El segundo peligro atañe al que confiesa. Que se guarde, por su propia salvación, de hacer de la confesión una obra piadosa. Esto sería una manera impúdica, estéril y abominable de entregar su corazón a otro; sería hacer de la cosa más sagrada una charlatanería deshonesta. La confesión transformada en una obra piadosa es una idea del diablo. Para atrevernos a penetrar en este abismo de la confesión, no debemos exigir otra cosa que la gracia y la ayuda ofrecida por Dios y su promesa de perdón. La confesión considerada como obra meritoria de piedad entraña la muerte espiritual; practicada únicamente sobre el fundamento de la promesa de Dios, da la vida.

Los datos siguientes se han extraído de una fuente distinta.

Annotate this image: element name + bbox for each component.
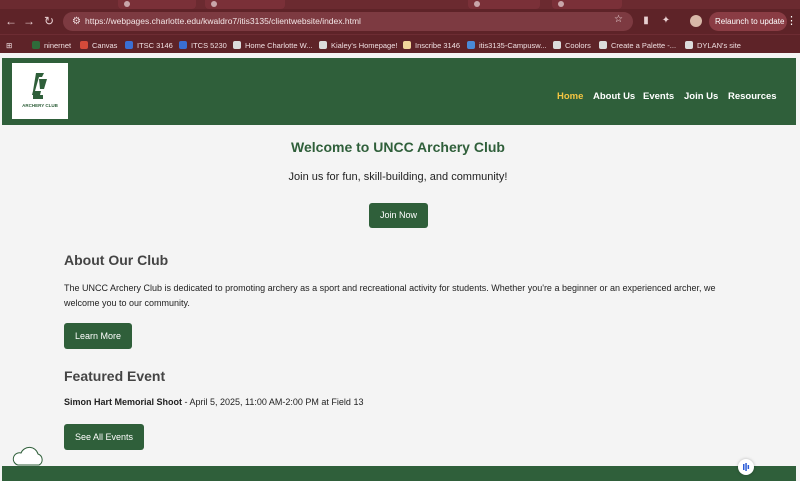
site-header: ARCHERY CLUB Home About Us Events Join U…: [2, 58, 796, 125]
back-icon[interactable]: ←: [4, 14, 18, 28]
featured-event-heading: Featured Event: [64, 368, 166, 384]
bookmark-item[interactable]: Coolors: [553, 39, 591, 51]
bookmark-item[interactable]: ITSC 3146: [125, 39, 173, 51]
assistant-icon[interactable]: [738, 459, 754, 475]
club-logo-icon: [32, 73, 47, 99]
bookmarks-bar: ⊞ ninernet Canvas ITSC 3146 ITCS 5230 Ho…: [0, 34, 800, 53]
site-footer: [2, 466, 796, 481]
browser-toolbar: ← → ↻ ⚙ https://webpages.charlotte.edu/k…: [0, 9, 800, 34]
relaunch-button[interactable]: Relaunch to update: [709, 12, 787, 31]
bookmark-item[interactable]: DYLAN's site: [685, 39, 741, 51]
web-page: ARCHERY CLUB Home About Us Events Join U…: [0, 53, 800, 481]
bookmark-favicon: [599, 41, 607, 49]
bookmark-favicon: [32, 41, 40, 49]
bookmark-favicon: [685, 41, 693, 49]
bookmark-item[interactable]: ITCS 5230: [179, 39, 227, 51]
profile-avatar[interactable]: [690, 15, 702, 27]
bookmark-item[interactable]: Canvas: [80, 39, 117, 51]
about-heading: About Our Club: [64, 252, 169, 268]
bookmark-item[interactable]: itis3135-Campusw...: [467, 39, 547, 51]
browser-tab[interactable]: [468, 0, 540, 9]
event-details: - April 5, 2025, 11:00 AM-2:00 PM at Fie…: [182, 397, 364, 407]
learn-more-button[interactable]: Learn More: [64, 323, 132, 349]
bookmark-favicon: [403, 41, 411, 49]
bookmark-favicon: [319, 41, 327, 49]
bookmark-item[interactable]: Kialey's Homepage!: [319, 39, 397, 51]
nav-join-us[interactable]: Join Us: [684, 91, 718, 102]
bookmark-item[interactable]: Home Charlotte W...: [233, 39, 313, 51]
join-now-button[interactable]: Join Now: [369, 203, 428, 228]
address-bar[interactable]: ⚙ https://webpages.charlotte.edu/kwaldro…: [63, 12, 633, 31]
cloud-icon[interactable]: [10, 445, 46, 467]
bookmark-favicon: [125, 41, 133, 49]
reload-icon[interactable]: ↻: [42, 14, 56, 28]
logo-text: ARCHERY CLUB: [22, 103, 58, 108]
url-text[interactable]: https://webpages.charlotte.edu/kwaldro7/…: [85, 15, 361, 28]
bookmark-favicon: [179, 41, 187, 49]
about-text: The UNCC Archery Club is dedicated to pr…: [64, 283, 716, 308]
menu-icon[interactable]: ⋮: [786, 14, 797, 27]
nav-events[interactable]: Events: [643, 91, 674, 102]
puzzle-icon[interactable]: ✦: [660, 15, 672, 27]
nav-home[interactable]: Home: [557, 91, 583, 102]
bookmark-favicon: [233, 41, 241, 49]
event-name: Simon Hart Memorial Shoot: [64, 397, 183, 407]
tab-strip: [0, 0, 800, 9]
bookmark-favicon: [467, 41, 475, 49]
bookmark-star-icon[interactable]: ☆: [614, 14, 623, 25]
see-all-events-button[interactable]: See All Events: [64, 424, 144, 450]
site-info-icon[interactable]: ⚙: [70, 15, 83, 28]
bookmark-item[interactable]: Create a Palette -...: [599, 39, 676, 51]
welcome-heading: Welcome to UNCC Archery Club: [291, 139, 505, 155]
browser-tab[interactable]: [205, 0, 285, 9]
bookmark-favicon: [553, 41, 561, 49]
welcome-subtitle: Join us for fun, skill-building, and com…: [288, 171, 508, 183]
nav-about-us[interactable]: About Us: [593, 91, 635, 102]
nav-resources[interactable]: Resources: [728, 91, 777, 102]
bookmark-item[interactable]: Inscribe 3146: [403, 39, 460, 51]
bookmark-item[interactable]: ninernet: [32, 39, 71, 51]
forward-icon[interactable]: →: [22, 14, 36, 28]
extension-icon[interactable]: ▮: [640, 15, 652, 27]
browser-tab[interactable]: [552, 0, 622, 9]
bookmark-favicon: [80, 41, 88, 49]
browser-tab[interactable]: [118, 0, 196, 9]
apps-icon[interactable]: ⊞: [6, 39, 12, 51]
featured-event-text: Simon Hart Memorial Shoot - April 5, 202…: [64, 397, 363, 407]
club-logo[interactable]: ARCHERY CLUB: [12, 63, 68, 119]
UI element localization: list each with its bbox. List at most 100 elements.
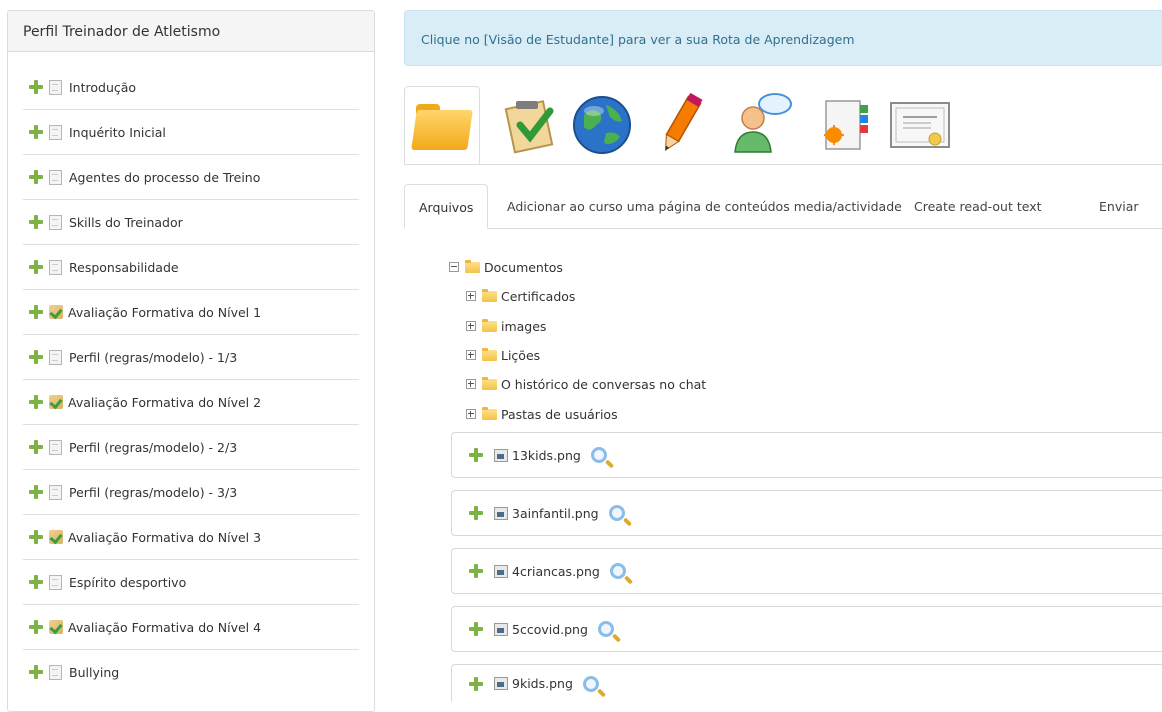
preview-magnifier-icon[interactable] xyxy=(597,621,614,637)
sidebar-item[interactable]: Skills do Treinador xyxy=(23,200,359,245)
folder-icon xyxy=(482,318,497,332)
add-icon[interactable] xyxy=(29,395,43,409)
expand-icon[interactable] xyxy=(466,379,476,389)
tab-add-media-page[interactable]: Adicionar ao curso uma página de conteúd… xyxy=(493,184,916,228)
document-icon xyxy=(49,484,62,500)
tab-create-readout-text[interactable]: Create read-out text xyxy=(900,184,1056,228)
add-icon[interactable] xyxy=(29,350,43,364)
pencil-icon[interactable] xyxy=(642,86,718,164)
tree-root-label[interactable]: Documentos xyxy=(484,260,563,275)
add-icon[interactable] xyxy=(29,575,43,589)
folder-icon xyxy=(465,259,480,273)
sidebar-item[interactable]: Espírito desportivo xyxy=(23,560,359,605)
sidebar-item[interactable]: Perfil (regras/modelo) - 3/3 xyxy=(23,470,359,515)
add-icon[interactable] xyxy=(29,125,43,139)
add-icon[interactable] xyxy=(469,448,483,462)
preview-magnifier-icon[interactable] xyxy=(608,505,625,521)
expand-icon[interactable] xyxy=(466,409,476,419)
globe-icon[interactable] xyxy=(564,86,640,164)
add-icon[interactable] xyxy=(29,80,43,94)
preview-magnifier-icon[interactable] xyxy=(590,447,607,463)
add-icon[interactable] xyxy=(29,440,43,454)
file-row[interactable]: 5ccovid.png xyxy=(451,606,1162,652)
sidebar-item-label[interactable]: Espírito desportivo xyxy=(69,575,186,590)
sidebar-item-label[interactable]: Bullying xyxy=(69,665,119,680)
add-icon[interactable] xyxy=(29,305,43,319)
file-name[interactable]: 4criancas.png xyxy=(512,564,600,579)
file-name[interactable]: 3ainfantil.png xyxy=(512,506,599,521)
sidebar-item[interactable]: Agentes do processo de Treino xyxy=(23,155,359,200)
file-row[interactable]: 9kids.png xyxy=(451,664,1162,702)
add-icon[interactable] xyxy=(29,215,43,229)
collapse-icon[interactable] xyxy=(449,262,459,272)
sidebar-item[interactable]: Introdução xyxy=(23,65,359,110)
quiz-icon xyxy=(49,305,63,319)
tree-node-label[interactable]: Lições xyxy=(501,348,540,363)
add-icon[interactable] xyxy=(29,530,43,544)
folder-icon xyxy=(482,288,497,302)
tree-node[interactable]: Lições xyxy=(466,345,540,365)
tab-enviar[interactable]: Enviar xyxy=(1085,184,1153,228)
file-row[interactable]: 3ainfantil.png xyxy=(451,490,1162,536)
document-icon xyxy=(49,169,62,185)
sidebar-item-label[interactable]: Introdução xyxy=(69,80,136,95)
sidebar-item-label[interactable]: Responsabilidade xyxy=(69,260,179,275)
sidebar-item-label[interactable]: Perfil (regras/modelo) - 1/3 xyxy=(69,350,237,365)
preview-magnifier-icon[interactable] xyxy=(582,675,599,692)
file-name[interactable]: 13kids.png xyxy=(512,448,581,463)
preview-magnifier-icon[interactable] xyxy=(609,563,626,579)
sidebar-item-label[interactable]: Perfil (regras/modelo) - 3/3 xyxy=(69,485,237,500)
tree-node[interactable]: Pastas de usuários xyxy=(466,404,618,424)
expand-icon[interactable] xyxy=(466,321,476,331)
tree-node-label[interactable]: Pastas de usuários xyxy=(501,407,618,422)
add-icon[interactable] xyxy=(29,665,43,679)
add-icon[interactable] xyxy=(469,622,483,636)
expand-icon[interactable] xyxy=(466,350,476,360)
sidebar-item[interactable]: Bullying xyxy=(23,650,359,694)
tree-node-label[interactable]: Certificados xyxy=(501,289,575,304)
folder-icon[interactable] xyxy=(404,86,480,164)
sidebar-item-label[interactable]: Avaliação Formativa do Nível 3 xyxy=(68,530,261,545)
sidebar-item-label[interactable]: Agentes do processo de Treino xyxy=(69,170,260,185)
tree-node[interactable]: images xyxy=(466,316,546,336)
sidebar-item[interactable]: Inquérito Inicial xyxy=(23,110,359,155)
file-name[interactable]: 9kids.png xyxy=(512,676,573,691)
sidebar-item[interactable]: Perfil (regras/modelo) - 1/3 xyxy=(23,335,359,380)
sidebar-item-label[interactable]: Avaliação Formativa do Nível 2 xyxy=(68,395,261,410)
notebook-icon[interactable] xyxy=(808,86,884,164)
add-icon[interactable] xyxy=(469,564,483,578)
sidebar-item[interactable]: Perfil (regras/modelo) - 2/3 xyxy=(23,425,359,470)
tree-node-label[interactable]: O histórico de conversas no chat xyxy=(501,377,706,392)
add-icon[interactable] xyxy=(29,620,43,634)
quiz-icon xyxy=(49,530,63,544)
sidebar-item[interactable]: Avaliação Formativa do Nível 1 xyxy=(23,290,359,335)
image-file-icon xyxy=(494,448,508,462)
add-icon[interactable] xyxy=(469,506,483,520)
user-chat-icon[interactable] xyxy=(726,86,802,164)
tree-node-label[interactable]: images xyxy=(501,319,546,334)
certificate-icon[interactable] xyxy=(882,86,958,164)
file-row[interactable]: 13kids.png xyxy=(451,432,1162,478)
sidebar-item-label[interactable]: Inquérito Inicial xyxy=(69,125,166,140)
sidebar-item[interactable]: Responsabilidade xyxy=(23,245,359,290)
tree-root[interactable]: Documentos xyxy=(449,257,563,277)
file-name[interactable]: 5ccovid.png xyxy=(512,622,588,637)
tab-arquivos[interactable]: Arquivos xyxy=(404,184,489,229)
sidebar-item[interactable]: Avaliação Formativa do Nível 3 xyxy=(23,515,359,560)
add-icon[interactable] xyxy=(469,676,483,691)
sidebar-item[interactable]: Avaliação Formativa do Nível 2 xyxy=(23,380,359,425)
add-icon[interactable] xyxy=(29,485,43,499)
document-icon xyxy=(49,79,62,95)
sidebar-item[interactable]: Avaliação Formativa do Nível 4 xyxy=(23,605,359,650)
sidebar-item-label[interactable]: Avaliação Formativa do Nível 4 xyxy=(68,620,261,635)
add-icon[interactable] xyxy=(29,170,43,184)
checklist-icon[interactable] xyxy=(490,86,566,164)
sidebar-item-label[interactable]: Skills do Treinador xyxy=(69,215,183,230)
sidebar-item-label[interactable]: Perfil (regras/modelo) - 2/3 xyxy=(69,440,237,455)
add-icon[interactable] xyxy=(29,260,43,274)
sidebar-item-label[interactable]: Avaliação Formativa do Nível 1 xyxy=(68,305,261,320)
tree-node[interactable]: Certificados xyxy=(466,286,575,306)
file-row[interactable]: 4criancas.png xyxy=(451,548,1162,594)
tree-node[interactable]: O histórico de conversas no chat xyxy=(466,374,706,394)
expand-icon[interactable] xyxy=(466,291,476,301)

No tiene más que una sola razón de ser, una sola finalidad: el perdón de los pecados.

La comunidad eucarística.

Aunque es verdad que la confesión constituye una acción en sí misma completa, cumplida en nombre de Cristo y practicada en la comunidad tantas veces como sea necesaria, sin embargo, tiene como objetivo especial preparar a la comunidad de los creyentes para participar en la santa cena. Reconciliados con Dios y con los hombres, los cristianos están en disposición de recibir el cuerpo y la sangre de Jesucristo. Jesús exige que nadie se acerque al altar sin estar reconciliado con sus hermanos.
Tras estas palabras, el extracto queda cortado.